By: Annie Salvador, BCBP Baguio
I’m sitting in front of my laptop, trying to find the right words for what I’m experiencing. The Christmas rush – what a rush it was! – is over, as well as the New Year’s immediate newness. So the house is quiet. My children, four of who are based in Manila now, have arrived and gone. I’ve put away the extra dishes and cutlery that come out of hiding each December. All the leftovers from the cooking frenzy we created have been eaten up in various guises: omelets, soups, yang chows and pastas. I’ve washed the extra sheets and blankets and they’re all nestled back in storage. My heart rate is once more normal. My time and my thoughts are mine again.
It’s bittersweet. Part of me is grateful for the restored peace, and part is longing to have some more of all that noise and bustle. I’m happy to be able to sit, relaxed, without interruption, yet I’m sad that there is no one to disturb me. It’s during these days, right after the whirlwind of the holidays, when the empty nest blues are bluest. Oh well, c’est la vie.
So here are two poems I’ve written to say more about the push-and-pull of my current mood. One looks back to a time that was and will never be again, not quite willing to let it all go. The other looks up to the One who holds all time – and all else – in His Hands, submitting surrender.
I remember bonfires
and tiny voices,
the children jumping all about
the orange flames,
breathing the swirling smoke.
I remember pixie shadows moving hither
and tither, growing larger and smaller
in stark chiaroscuro,
“Not too close, kiddo…” and
“I’m okay, Mommy!”
in endless back-and-forth.
The shadows are larger now,
more full, more still,
the bodies that shape them
satisfied with quiet conversation
after the roast and paella
of my spread; the clamor
for marshmallows and dogs
to the arms of forgetting,
even if I buy them still.
Do they remember, like I do?
Are they longing, like I am
and wet kisses
A PRAYER FOR MY ADULT CHILDREN
Lord, I present to you my children –
Who are your children more than they are mine.

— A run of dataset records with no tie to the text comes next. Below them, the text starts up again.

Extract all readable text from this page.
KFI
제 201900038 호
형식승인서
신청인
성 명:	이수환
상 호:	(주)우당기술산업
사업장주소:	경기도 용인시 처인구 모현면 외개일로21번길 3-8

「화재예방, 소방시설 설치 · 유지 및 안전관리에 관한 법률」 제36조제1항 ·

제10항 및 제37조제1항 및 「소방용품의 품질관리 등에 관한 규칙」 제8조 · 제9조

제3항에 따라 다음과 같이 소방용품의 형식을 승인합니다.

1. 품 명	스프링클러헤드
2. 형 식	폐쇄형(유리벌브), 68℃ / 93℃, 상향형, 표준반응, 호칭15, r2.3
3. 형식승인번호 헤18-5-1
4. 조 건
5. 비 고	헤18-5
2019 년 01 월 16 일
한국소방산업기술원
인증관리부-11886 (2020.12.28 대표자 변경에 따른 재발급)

I offer them to you again and again
From when they were little,
Till now that they are little no more.
Though they are always in my heart,
Now they are no longer in my hands.
I cannot be there before them, beside them,
Behind them, like I could before,
To give a look that cautions, a touch that comforts, or a word that clarifies;
To extend my arm or simply put my foot down to shield against danger;
To wipe a brow or point out an opportunity,
Not even just to stand by as they go about.
I cannot always be there.
But you can, Lord, you are.
You have my children in your hands,
As you have them in your heart.
You knew them from before they were created, and
You see them as they were meant to be.
You are with them and watch over them as long as they live.
Be their Protection, their Aid and Inspiration,
Every moment, always, forever.
Be the parent I can no longer be,
The parent I cannot ever be, Lord.
They are your children more than they are mine.